一方、韓国のアイドルは違う。「デビューさせる前に、マスタープランに日本、アメリカでのプロモーションスケジュールが入っています。言語も日本語、英語を基本的に勉強させています」
契約のあり方も大きく異なる。韓国では最低7年間の契約で、基本給なしのレベニューシェアが一般的だ。黒字になるまでアイドルに給料は支払われない。「だからファンがプレゼントするととても喜ぶんです」
組織構造にも違いがある。日本はマネジメント会社とレーベルが別々だが、韓国では一体型になっている。

デビュー3ヶ月でLA・NY進出

cosmosyはデビュー直後からグローバル展開に動いた。「デビューして3ヶ月程度でロサンゼルス、ニューヨークに行きました。世界のJカルチャーファン、K-POPファンがアメリカにたくさんいるので、直接会いに行ってコミュニケーションすることが大事だと思いました」
アメリカ進出の考え方
「アメリカは資本主義社会なので、一つの大きい会社の助けが必要というよりも、彼らを使うべきという目線で動いた方がいいと思います。アメリカの大きなレーベルと組むために頑張るのはそれほど意味がなく、国内での基盤の方が重要です」
どんなファンを狙うのか
ロサンゼルスのアニメエキスポには4日間で40万人が来場。cosmosyもここでライブを行った。「日本文化のファン数は圧倒的に多く、その中でK-POPも好きなファン層をターゲットとしています」

TikTokで4,000万ビュー

cosmosyの楽曲「Lucky=One」では、韓国のクリエイターによるシーディング(※)を実施した。

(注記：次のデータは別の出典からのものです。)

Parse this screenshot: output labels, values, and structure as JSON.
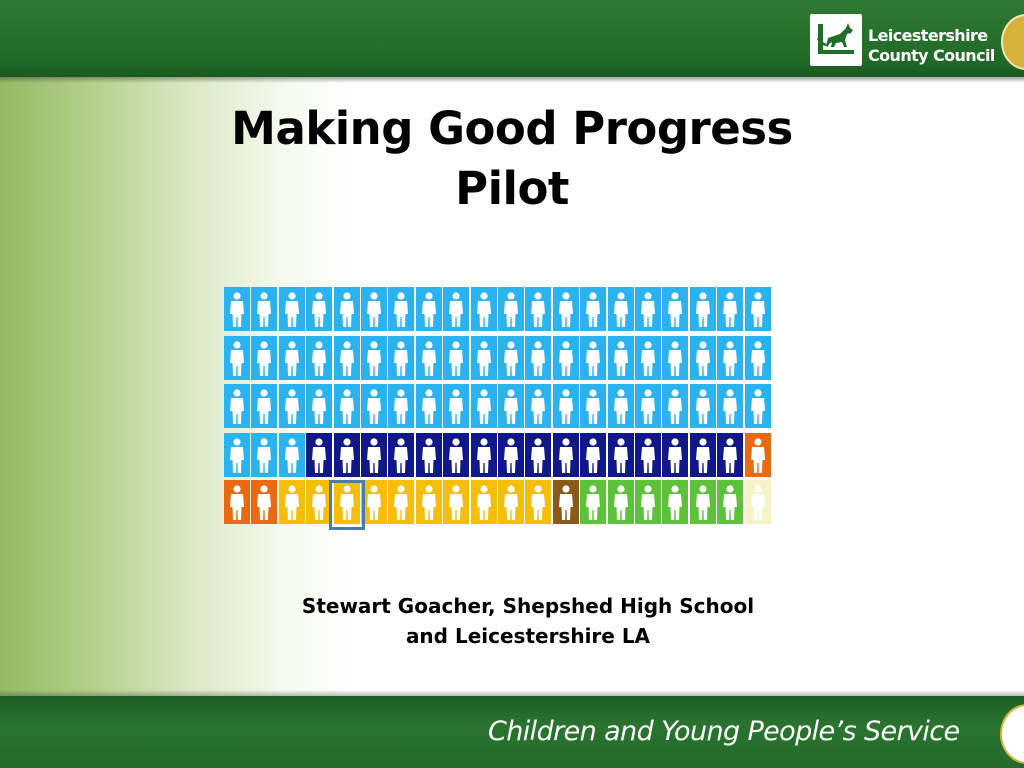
{
  "header": {
    "logo": {
      "line1": "Leicestershire",
      "line2": "County Council"
    }
  },
  "title": {
    "line1": "Making Good Progress",
    "line2": "Pilot"
  },
  "people_grid": {
    "colors": {
      "light_blue": "#2ab3ef",
      "dark_blue": "#10188a",
      "orange": "#e96a12",
      "yellow": "#f5be0a",
      "brown": "#8a5a1a",
      "green": "#5cc23a",
      "cream": "#f6f3c9"
    },
    "rows": [
      [
        "light_blue",
        "light_blue",
        "light_blue",
        "light_blue",
        "light_blue",
        "light_blue",
        "light_blue",
        "light_blue",
        "light_blue",
        "light_blue",
        "light_blue",
        "light_blue",
        "light_blue",
        "light_blue",
        "light_blue",
        "light_blue",
        "light_blue",
        "light_blue",
        "light_blue",
        "light_blue"
      ],
      [
        "light_blue",
        "light_blue",
        "light_blue",
        "light_blue",
        "light_blue",
        "light_blue",
        "light_blue",
        "light_blue",
        "light_blue",
        "light_blue",
        "light_blue",
        "light_blue",
        "light_blue",
        "light_blue",
        "light_blue",
        "light_blue",
        "light_blue",
        "light_blue",
        "light_blue",
        "light_blue"
      ],
      [
        "light_blue",
        "light_blue",
        "light_blue",
        "light_blue",
        "light_blue",
        "light_blue",
        "light_blue",
        "light_blue",
        "light_blue",
        "light_blue",
        "light_blue",
        "light_blue",
        "light_blue",
        "light_blue",
        "light_blue",
        "light_blue",
        "light_blue",
        "light_blue",
        "light_blue",
        "light_blue"
      ],
      [
        "light_blue",
        "light_blue",
        "light_blue",
        "dark_blue",
        "dark_blue",
        "dark_blue",
        "dark_blue",
        "dark_blue",
        "dark_blue",
        "dark_blue",
        "dark_blue",
        "dark_blue",
        "dark_blue",
        "dark_blue",
        "dark_blue",
        "dark_blue",
        "dark_blue",
        "dark_blue",
        "dark_blue",
        "orange"
      ],
      [
        "orange",
        "orange",
        "yellow",
        "yellow",
        "yellow",
        "yellow",
        "yellow",
        "yellow",
        "yellow",
        "yellow",
        "yellow",
        "yellow",
        "brown",
        "green",
        "green",
        "green",
        "green",
        "green",
        "green",
        "cream"
      ]
    ],
    "highlighted": {
      "row": 5,
      "column": 5
    }
  },
  "author": {
    "line1": "Stewart Goacher, Shepshed High School",
    "line2": "and Leicestershire LA"
  },
  "footer": {
    "service": "Children and Young People’s Service"
  }
}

※シーディング:口コミや自然な拡散を促すための仕掛けづくり。インフルエンサーやプレイリストキュレーター、音楽ブロガーなどに楽曲を事前に届け、TikTokやInstagramなどのSNSで話題の「種」を蒔く

「韓国のクリエイターたちにシーディングをしました。その結果、4,000万ビュー以上獲得し、韓国のYouTube Musicで5週間連続順位が上がって、最終的にトップ5に入りました」
韓国では今、TikTok系の動画やWebzine(※)などを使ったデジタルマーケティングがカギを握っている。

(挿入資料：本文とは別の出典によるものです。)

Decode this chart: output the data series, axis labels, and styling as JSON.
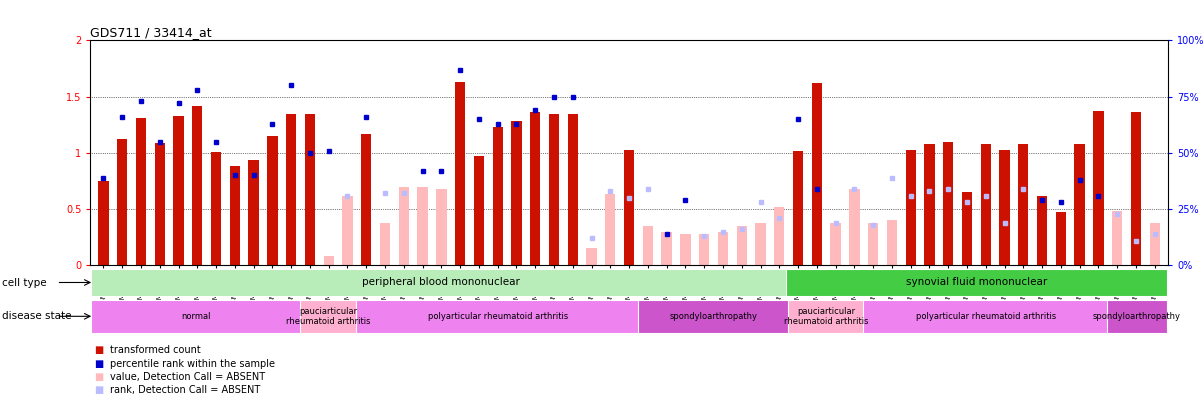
{
  "title": "GDS711 / 33414_at",
  "samples": [
    "GSM23185",
    "GSM23186",
    "GSM23187",
    "GSM23188",
    "GSM23189",
    "GSM23190",
    "GSM23191",
    "GSM23192",
    "GSM23193",
    "GSM23194",
    "GSM23195",
    "GSM23159",
    "GSM23160",
    "GSM23161",
    "GSM23162",
    "GSM23163",
    "GSM23164",
    "GSM23165",
    "GSM23166",
    "GSM23167",
    "GSM23168",
    "GSM23169",
    "GSM23170",
    "GSM23171",
    "GSM23172",
    "GSM23173",
    "GSM23174",
    "GSM23175",
    "GSM23176",
    "GSM23177",
    "GSM23178",
    "GSM23179",
    "GSM23180",
    "GSM23181",
    "GSM23182",
    "GSM23183",
    "GSM23184",
    "GSM23196",
    "GSM23197",
    "GSM23198",
    "GSM23199",
    "GSM23200",
    "GSM23201",
    "GSM23202",
    "GSM23203",
    "GSM23204",
    "GSM23205",
    "GSM23206",
    "GSM23207",
    "GSM23208",
    "GSM23209",
    "GSM23210",
    "GSM23211",
    "GSM23212",
    "GSM23213",
    "GSM23214",
    "GSM23215"
  ],
  "red_values": [
    0.75,
    1.12,
    1.31,
    1.09,
    1.33,
    1.42,
    1.01,
    0.88,
    0.94,
    1.15,
    1.35,
    1.35,
    0.08,
    0.62,
    1.17,
    0.38,
    0.7,
    0.7,
    0.68,
    1.63,
    0.97,
    1.23,
    1.28,
    1.36,
    1.35,
    1.35,
    0.15,
    0.63,
    1.03,
    0.35,
    0.3,
    0.28,
    0.28,
    0.3,
    0.35,
    0.38,
    0.52,
    1.02,
    1.62,
    0.38,
    0.68,
    0.38,
    0.4,
    1.03,
    1.08,
    1.1,
    0.65,
    1.08,
    1.03,
    1.08,
    0.62,
    0.47,
    1.08,
    1.37,
    0.48,
    1.36,
    0.38
  ],
  "blue_values_pct": [
    39,
    66,
    73,
    55,
    72,
    78,
    55,
    40,
    40,
    63,
    80,
    50,
    51,
    31,
    66,
    32,
    32,
    42,
    42,
    87,
    65,
    63,
    63,
    69,
    75,
    75,
    12,
    33,
    30,
    34,
    14,
    29,
    13,
    15,
    16,
    28,
    21,
    65,
    34,
    19,
    34,
    18,
    39,
    31,
    33,
    34,
    28,
    31,
    19,
    34,
    29,
    28,
    38,
    31,
    23,
    11,
    14
  ],
  "absent_red": [
    false,
    false,
    false,
    false,
    false,
    false,
    false,
    false,
    false,
    false,
    false,
    false,
    true,
    true,
    false,
    true,
    true,
    true,
    true,
    false,
    false,
    false,
    false,
    false,
    false,
    false,
    true,
    true,
    false,
    true,
    true,
    true,
    true,
    true,
    true,
    true,
    true,
    false,
    false,
    true,
    true,
    true,
    true,
    false,
    false,
    false,
    false,
    false,
    false,
    false,
    false,
    false,
    false,
    false,
    true,
    false,
    true
  ],
  "absent_blue": [
    false,
    false,
    false,
    false,
    false,
    false,
    false,
    false,
    false,
    false,
    false,
    false,
    false,
    true,
    false,
    true,
    true,
    false,
    false,
    false,
    false,
    false,
    false,
    false,
    false,
    false,
    true,
    true,
    true,
    true,
    false,
    false,
    true,
    true,
    true,
    true,
    true,
    false,
    false,
    true,
    true,
    true,
    true,
    true,
    true,
    true,
    true,
    true,
    true,
    true,
    false,
    false,
    false,
    false,
    true,
    true,
    true
  ],
  "cell_type_groups": [
    {
      "label": "peripheral blood mononuclear",
      "start": 0,
      "end": 36,
      "color": "#b8ecb8"
    },
    {
      "label": "synovial fluid mononuclear",
      "start": 37,
      "end": 56,
      "color": "#44cc44"
    }
  ],
  "disease_state_groups": [
    {
      "label": "normal",
      "start": 0,
      "end": 10,
      "color": "#ee82ee"
    },
    {
      "label": "pauciarticular\nrheumatoid arthritis",
      "start": 11,
      "end": 13,
      "color": "#ffb0d0"
    },
    {
      "label": "polyarticular rheumatoid arthritis",
      "start": 14,
      "end": 28,
      "color": "#ee82ee"
    },
    {
      "label": "spondyloarthropathy",
      "start": 29,
      "end": 36,
      "color": "#cc55cc"
    },
    {
      "label": "pauciarticular\nrheumatoid arthritis",
      "start": 37,
      "end": 40,
      "color": "#ffb0d0"
    },
    {
      "label": "polyarticular rheumatoid arthritis",
      "start": 41,
      "end": 53,
      "color": "#ee82ee"
    },
    {
      "label": "spondyloarthropathy",
      "start": 54,
      "end": 56,
      "color": "#cc55cc"
    }
  ],
  "red_color": "#cc1100",
  "blue_color": "#0000cc",
  "absent_red_color": "#ffbbbb",
  "absent_blue_color": "#bbbbff"
}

※Webzine:オンライン専用の音楽メディア、カルチャー誌など。韓国ではWebサイトよりも、Instagram上などで動画や写真を駆使して展開されているWebzineが非常に強い影響力を持っている

まとめ

SJ氏が語ったのは、K-POP業界の最前線で実際に起きていることだった。全員日本人というアイデンティティ、多言語を混ぜる新しいアプローチ、そして桁違いの投資規模。これらがグローバル市場で戦うための現実として示された。
中でも印象的だったのは、「何を作るか」以上に「どんな世界観を提示するか」が問われているという指摘。cosmosyのケースは、日本のアーティストが海外市場に挑む際の具体的な実践例として参考になるだろう。